The Terrorist Hunters
- The front cover of The Terrorist Hunters
- Author: Andy Hayman
- Language: English
- Genre: Autobiography
- Publisher: Bantam Press
- Publication date: July 2009
- Publication place: United Kingdom
- Pages: 334
- ISBN: 978-0-593-06586-0

= The Terrorist Hunters =

2009 non-fiction book by Andy Hayman and Margaret Gilmore

The Terrorist Hunters (published 2009) is a controversial non-fiction book by former senior police officer Andy Hayman, co-written by Margaret Gilmore, about Hayman's role as head of the Metropolitan Police's Specialist Operations Division. The Attorney General for England and Wales, Baroness Scotland QC, sought, and initially won, a High Court injunction against the publication of the book. The book was reported to have sold 2,500 pre-order copies before the injunction was issued.

==Narrative==
The primary focus of The Terrorist Hunters is on the aftermath of the 7 July 2005 London bombings and the investigation it sparked as well as the role of the UK's security services, particularly the Met and MI5 in combating terrorism in the years after the attacks, though it also covers the investigation into the murder of Alexander Litvinenko.

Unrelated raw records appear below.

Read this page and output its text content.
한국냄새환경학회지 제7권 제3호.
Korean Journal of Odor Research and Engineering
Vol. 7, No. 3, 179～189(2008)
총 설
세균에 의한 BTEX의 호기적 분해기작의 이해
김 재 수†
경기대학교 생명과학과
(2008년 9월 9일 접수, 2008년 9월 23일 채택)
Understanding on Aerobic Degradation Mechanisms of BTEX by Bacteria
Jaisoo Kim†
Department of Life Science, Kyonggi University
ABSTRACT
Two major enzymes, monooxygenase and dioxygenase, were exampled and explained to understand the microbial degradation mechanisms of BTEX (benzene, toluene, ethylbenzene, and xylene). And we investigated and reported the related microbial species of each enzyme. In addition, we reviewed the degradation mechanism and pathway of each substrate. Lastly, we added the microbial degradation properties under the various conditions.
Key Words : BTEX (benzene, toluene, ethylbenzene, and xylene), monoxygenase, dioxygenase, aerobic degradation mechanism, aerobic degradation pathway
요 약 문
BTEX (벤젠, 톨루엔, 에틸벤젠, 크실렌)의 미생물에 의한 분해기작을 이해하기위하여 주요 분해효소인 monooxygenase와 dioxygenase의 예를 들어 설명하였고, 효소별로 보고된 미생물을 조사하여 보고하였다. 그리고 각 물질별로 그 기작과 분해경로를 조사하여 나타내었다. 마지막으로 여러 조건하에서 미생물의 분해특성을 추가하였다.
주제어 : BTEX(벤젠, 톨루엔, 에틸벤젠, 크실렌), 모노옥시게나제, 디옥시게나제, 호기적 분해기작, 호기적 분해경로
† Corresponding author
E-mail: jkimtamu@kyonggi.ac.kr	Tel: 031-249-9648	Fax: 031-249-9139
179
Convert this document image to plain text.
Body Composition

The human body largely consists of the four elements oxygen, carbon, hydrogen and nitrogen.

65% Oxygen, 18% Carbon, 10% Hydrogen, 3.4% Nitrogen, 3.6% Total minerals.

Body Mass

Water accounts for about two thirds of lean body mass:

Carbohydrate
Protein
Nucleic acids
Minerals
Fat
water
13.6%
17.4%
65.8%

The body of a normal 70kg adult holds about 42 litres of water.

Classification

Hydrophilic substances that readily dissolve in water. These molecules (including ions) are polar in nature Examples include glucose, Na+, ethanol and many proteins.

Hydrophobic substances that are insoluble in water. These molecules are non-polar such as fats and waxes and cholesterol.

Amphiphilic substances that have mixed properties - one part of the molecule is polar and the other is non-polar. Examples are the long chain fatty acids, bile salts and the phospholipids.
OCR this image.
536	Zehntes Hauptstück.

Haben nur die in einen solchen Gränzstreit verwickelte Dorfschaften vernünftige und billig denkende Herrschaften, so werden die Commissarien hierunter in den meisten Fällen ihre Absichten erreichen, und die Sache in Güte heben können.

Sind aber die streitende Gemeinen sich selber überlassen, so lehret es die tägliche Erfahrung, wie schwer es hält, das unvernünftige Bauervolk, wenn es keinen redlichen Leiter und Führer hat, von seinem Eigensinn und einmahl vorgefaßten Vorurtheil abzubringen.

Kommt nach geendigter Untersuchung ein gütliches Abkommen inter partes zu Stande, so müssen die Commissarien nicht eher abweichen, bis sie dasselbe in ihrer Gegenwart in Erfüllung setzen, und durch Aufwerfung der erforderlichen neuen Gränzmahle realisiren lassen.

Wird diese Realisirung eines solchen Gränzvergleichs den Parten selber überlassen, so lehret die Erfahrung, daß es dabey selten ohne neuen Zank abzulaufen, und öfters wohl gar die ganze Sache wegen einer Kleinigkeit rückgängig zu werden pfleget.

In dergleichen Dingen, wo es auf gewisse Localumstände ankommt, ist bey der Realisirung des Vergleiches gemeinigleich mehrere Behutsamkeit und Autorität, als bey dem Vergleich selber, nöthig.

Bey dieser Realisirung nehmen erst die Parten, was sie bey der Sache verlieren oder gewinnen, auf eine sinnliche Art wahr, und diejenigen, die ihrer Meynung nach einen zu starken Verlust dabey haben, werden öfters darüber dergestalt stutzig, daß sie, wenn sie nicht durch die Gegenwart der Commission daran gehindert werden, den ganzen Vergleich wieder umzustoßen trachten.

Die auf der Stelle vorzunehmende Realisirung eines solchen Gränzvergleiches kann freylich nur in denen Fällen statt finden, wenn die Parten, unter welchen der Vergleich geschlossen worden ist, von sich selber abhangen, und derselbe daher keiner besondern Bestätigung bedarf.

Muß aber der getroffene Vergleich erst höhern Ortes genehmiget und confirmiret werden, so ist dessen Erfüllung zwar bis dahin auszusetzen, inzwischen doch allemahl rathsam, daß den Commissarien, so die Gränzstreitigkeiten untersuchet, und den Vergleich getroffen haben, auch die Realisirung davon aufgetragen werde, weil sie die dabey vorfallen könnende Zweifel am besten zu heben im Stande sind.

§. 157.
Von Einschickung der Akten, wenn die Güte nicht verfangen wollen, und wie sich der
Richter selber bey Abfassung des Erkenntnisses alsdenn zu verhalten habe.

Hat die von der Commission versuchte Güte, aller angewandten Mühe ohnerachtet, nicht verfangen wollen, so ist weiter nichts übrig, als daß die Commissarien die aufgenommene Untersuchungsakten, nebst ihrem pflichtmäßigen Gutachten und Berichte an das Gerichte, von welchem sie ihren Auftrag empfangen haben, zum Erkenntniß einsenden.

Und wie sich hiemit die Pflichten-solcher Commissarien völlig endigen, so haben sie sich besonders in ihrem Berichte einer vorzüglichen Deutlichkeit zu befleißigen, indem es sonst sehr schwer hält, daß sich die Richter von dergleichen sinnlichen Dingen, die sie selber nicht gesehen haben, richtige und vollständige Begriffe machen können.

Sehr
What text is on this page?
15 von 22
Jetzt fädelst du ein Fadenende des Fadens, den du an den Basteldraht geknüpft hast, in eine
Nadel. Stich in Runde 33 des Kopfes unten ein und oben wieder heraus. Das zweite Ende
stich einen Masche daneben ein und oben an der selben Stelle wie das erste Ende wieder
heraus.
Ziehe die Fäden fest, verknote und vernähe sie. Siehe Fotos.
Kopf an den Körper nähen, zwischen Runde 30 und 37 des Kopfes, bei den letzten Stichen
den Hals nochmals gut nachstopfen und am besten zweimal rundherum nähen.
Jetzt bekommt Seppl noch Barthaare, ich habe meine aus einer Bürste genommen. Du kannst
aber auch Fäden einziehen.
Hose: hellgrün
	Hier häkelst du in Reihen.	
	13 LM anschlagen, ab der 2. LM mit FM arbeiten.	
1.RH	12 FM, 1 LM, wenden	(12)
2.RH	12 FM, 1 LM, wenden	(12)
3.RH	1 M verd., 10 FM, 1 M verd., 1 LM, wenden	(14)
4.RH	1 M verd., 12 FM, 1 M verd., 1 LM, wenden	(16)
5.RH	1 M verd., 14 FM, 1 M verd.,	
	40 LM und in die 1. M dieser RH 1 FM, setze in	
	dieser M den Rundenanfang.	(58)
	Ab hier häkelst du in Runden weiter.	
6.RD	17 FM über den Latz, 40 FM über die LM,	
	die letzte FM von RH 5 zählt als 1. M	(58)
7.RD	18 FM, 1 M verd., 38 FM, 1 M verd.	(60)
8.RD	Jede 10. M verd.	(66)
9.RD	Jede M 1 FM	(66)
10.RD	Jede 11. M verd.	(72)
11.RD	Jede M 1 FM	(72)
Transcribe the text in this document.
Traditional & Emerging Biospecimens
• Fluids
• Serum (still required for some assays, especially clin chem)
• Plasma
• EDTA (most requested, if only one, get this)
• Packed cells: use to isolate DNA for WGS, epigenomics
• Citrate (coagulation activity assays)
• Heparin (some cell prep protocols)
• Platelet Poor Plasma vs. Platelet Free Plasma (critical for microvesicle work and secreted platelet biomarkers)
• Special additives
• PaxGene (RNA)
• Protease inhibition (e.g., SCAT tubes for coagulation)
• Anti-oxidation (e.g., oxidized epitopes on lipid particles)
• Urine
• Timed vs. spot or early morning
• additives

The Terrorist Hunters is highly critical of the government's emergency committee, known as COBR (aka COBRA), of which Hayman was often a member. Hayman describes COBRA in the book and in interviews with The Times as "cumbersome, bureaucratic and overly political."

Hayman also discusses Sir Ian Blair, former Met Commissioner, whom he described as a friend but of whom he later became highly critical in relation to a statement by the commissioner regarding the shooting of Jean Charles de Menezes, a Brazilian national who was mistakenly shot dead by CO19 officers on the London Underground after being misidentified as a suicide bomber the day after the failed 21 July 2005 London bombings. He also questions whether his role and the role of other intelligence and emergency service officials attending the meetings were taken seriously enough and recalls an exchange with Patricia Hewitt, then Secretary of State for Health, during a COBRA meeting in the immediate aftermath of the 7 July bombings, about the number of scenes at which the bombers had struck.

The Terrorist Hunters goes on to deal with events in 2007, when an attack was launched on Glasgow International Airport on the same day as two attempted car bombings in London. Hayman praises Strathclyde Police for their cooperation in the subsequent investigations, though is critical of Alex Salmond, then Scottish First Minister and leader of the Scottish National Party, accusing Salmond of waging a "turf war" over control of the Glasgow suspects in "some amazing playground antics", a claim which was strongly denied by Salmond and the SNP.

Within the book, Hayman also calls for an official public inquiry into the events of 7 July 2005.

==Injunction==
On 1 July 2009, the English High Court issued a temporary injunction against the sale of The Terrorist Hunters after a hearing requested by Baroness Scotland QC, the Attorney General. The reason given for the injunction was "legal reasons relating to ongoing criminal proceedings", the Crown Prosecution Service fearing a passage in the book might influence jury members of a pending trial. When the injunction ran out the book returned to sale unedited and a paperback edition was published in October 2009.

==Publication==
Prior to its release, copies of The Terrorist Hunters were provided to the Cabinet Office, MI5, MI6 and the Crown Prosecution Service for approval, prompting Met Commissioner Sir Paul Stephenson to suggest the Metropolitan Police Authority, the force's governing body, review whether senior officers should be allowed to publish such books in the future. The book, published by Bantam Press, was serialised in The Times prior to its release.